Газировка оказалась теплой и оттого не такой вкусной, как мечталось. Но от ощущения жидкости во рту и быстрых глотков все равно было приятно. Солнце сжалилось и зарылось в облака. Женщина, та, что молодая и нарядная, убрала с глаз солнечные очки и посадила их выше, как ободок или ушки. И Женек понял вдруг, что улыбаться можно и глазами. Он не сумел бы объяснить – как, но по-другому это назвать не мог. Женщина ему нравилась. Она была красивая и… Некоторое время подбирал верное слово. И… счастливая.
Автобус совсем не спешил. Трасса не смолкала ни на минуту. Ворчала, вздыхала, шипела. Но нужных слов – ругани тормозящего автобуса – до сих пор не произнесла.
Женька катал камешек по неровному асфальту. Он побаивался смотреть на Олю – от волнения и тревоги. Летом трястись от волнения не привык, потому что каникулы же, а не школа с ее контрольными и драчунами-старшаками. Однако веселье пропало, он злился на автобус.
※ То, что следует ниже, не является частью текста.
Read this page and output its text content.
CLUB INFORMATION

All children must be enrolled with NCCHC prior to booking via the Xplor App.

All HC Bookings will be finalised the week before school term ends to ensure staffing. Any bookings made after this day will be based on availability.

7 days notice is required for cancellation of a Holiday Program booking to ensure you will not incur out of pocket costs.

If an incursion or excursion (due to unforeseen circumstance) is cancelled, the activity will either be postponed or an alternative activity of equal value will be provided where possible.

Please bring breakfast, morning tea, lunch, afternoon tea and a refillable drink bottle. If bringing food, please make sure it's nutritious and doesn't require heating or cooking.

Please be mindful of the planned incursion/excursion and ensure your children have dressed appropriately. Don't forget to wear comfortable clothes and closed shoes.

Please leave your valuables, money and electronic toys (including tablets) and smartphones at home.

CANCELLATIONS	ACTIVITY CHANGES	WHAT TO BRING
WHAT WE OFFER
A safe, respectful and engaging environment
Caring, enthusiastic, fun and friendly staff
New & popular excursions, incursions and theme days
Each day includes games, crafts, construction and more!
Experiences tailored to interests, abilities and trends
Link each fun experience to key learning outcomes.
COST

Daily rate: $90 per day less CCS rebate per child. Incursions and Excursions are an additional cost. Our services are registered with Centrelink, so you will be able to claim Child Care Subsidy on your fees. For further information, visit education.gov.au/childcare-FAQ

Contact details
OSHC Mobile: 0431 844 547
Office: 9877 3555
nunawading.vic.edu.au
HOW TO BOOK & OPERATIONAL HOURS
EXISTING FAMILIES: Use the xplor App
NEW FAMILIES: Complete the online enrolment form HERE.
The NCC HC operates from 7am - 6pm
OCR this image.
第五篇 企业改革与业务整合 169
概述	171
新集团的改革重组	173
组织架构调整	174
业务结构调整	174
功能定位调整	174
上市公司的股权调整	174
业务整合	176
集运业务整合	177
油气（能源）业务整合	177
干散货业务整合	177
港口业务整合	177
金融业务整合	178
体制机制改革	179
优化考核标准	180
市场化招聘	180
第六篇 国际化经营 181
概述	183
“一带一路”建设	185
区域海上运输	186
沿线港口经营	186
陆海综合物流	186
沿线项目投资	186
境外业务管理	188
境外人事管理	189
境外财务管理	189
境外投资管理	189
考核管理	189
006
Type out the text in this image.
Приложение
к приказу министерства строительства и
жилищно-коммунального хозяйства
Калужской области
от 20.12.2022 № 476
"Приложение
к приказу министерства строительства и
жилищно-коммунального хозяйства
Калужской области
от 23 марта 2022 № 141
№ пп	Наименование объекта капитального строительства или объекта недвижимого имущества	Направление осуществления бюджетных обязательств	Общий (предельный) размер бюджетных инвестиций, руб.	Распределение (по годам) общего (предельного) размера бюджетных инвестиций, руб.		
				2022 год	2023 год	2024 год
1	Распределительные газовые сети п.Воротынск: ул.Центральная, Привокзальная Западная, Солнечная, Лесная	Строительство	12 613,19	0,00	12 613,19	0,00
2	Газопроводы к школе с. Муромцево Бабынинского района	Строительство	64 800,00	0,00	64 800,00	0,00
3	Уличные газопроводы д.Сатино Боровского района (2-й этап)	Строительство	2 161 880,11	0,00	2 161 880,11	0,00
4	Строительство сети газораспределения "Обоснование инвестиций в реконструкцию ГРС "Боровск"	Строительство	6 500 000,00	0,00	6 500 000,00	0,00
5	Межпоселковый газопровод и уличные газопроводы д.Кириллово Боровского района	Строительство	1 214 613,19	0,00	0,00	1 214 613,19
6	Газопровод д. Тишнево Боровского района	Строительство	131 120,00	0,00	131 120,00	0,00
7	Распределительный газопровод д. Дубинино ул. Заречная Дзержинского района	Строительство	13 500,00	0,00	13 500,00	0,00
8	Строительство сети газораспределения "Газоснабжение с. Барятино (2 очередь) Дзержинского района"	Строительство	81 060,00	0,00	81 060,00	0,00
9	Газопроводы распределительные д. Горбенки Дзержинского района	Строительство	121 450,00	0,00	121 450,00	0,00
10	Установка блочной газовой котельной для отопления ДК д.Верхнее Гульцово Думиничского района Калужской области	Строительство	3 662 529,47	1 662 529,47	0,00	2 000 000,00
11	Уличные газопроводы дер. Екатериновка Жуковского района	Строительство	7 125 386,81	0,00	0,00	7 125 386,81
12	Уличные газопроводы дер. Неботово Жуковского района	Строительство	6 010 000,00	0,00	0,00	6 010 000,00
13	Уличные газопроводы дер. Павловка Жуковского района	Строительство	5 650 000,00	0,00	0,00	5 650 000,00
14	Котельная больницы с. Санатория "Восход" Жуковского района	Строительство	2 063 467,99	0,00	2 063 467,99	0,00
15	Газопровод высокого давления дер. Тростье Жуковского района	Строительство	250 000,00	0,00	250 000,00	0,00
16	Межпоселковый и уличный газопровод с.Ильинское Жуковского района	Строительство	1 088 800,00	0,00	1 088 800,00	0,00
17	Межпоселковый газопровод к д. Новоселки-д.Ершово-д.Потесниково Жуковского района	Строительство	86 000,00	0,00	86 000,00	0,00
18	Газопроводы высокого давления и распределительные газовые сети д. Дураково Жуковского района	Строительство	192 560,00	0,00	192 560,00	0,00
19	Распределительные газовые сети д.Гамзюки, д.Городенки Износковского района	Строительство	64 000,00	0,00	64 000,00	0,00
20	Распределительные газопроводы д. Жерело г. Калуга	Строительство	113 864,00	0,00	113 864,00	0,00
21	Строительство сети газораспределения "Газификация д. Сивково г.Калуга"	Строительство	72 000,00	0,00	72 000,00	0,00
Где тот пропадает? Вдруг его вообще не существует! Они сбежали сюда из Комсомольска из-за него. Не автобуса, а Женька. И он не сможет теперь, если ничего не выйдет, беззаботно повторить заученное: «Я ничего не знал, это не моя затея». Кажется, он начинал понимать Олю.
Еще и Катька подошла и шепнула:
– Зачем только так бежали, – затем округлила глаза и чуть громче: – А если придется тащиться обратно?
– Переночуем в подъезде, если что, – ляпнул Женек, думая успокоить.
– Была бы у нас машина, – заворчала Катя. – Сам представь. Сидишь свободно, никто не толкает, все свои. Поехали, приехали. Без постоянных пересадок.
– А прикинь, до деревни бы ходили троллейбусы.
– Фу, там сиденья неудобные, и останавливается на каждой остановке, – не вдохновилась идеей сестра.
– Зато я бесплатно бы ездил. Экономия, – засмеялся Женька. В его неполные тринадцать родители умудрялись провозить его в городе бесплатно как семилетнего. А все из-за его ста двадцати сантиметров роста.
Катька обернулась, потому что Оля метнулась к краю остановки. Приближался и угрожающе разбухал в размерах автобус. У обоих зрение было далеко не единица, в отличие от старшей. Когда оранжевый квадрат превратился в рыжую «буханку» ПАЗа, Оля старательно замахала рукой. Женя подбежал к сумкам, закинул рюкзак на плечи. Катя вернула газировку в сумку. Послышался стон тормозов. Оля махать перестала.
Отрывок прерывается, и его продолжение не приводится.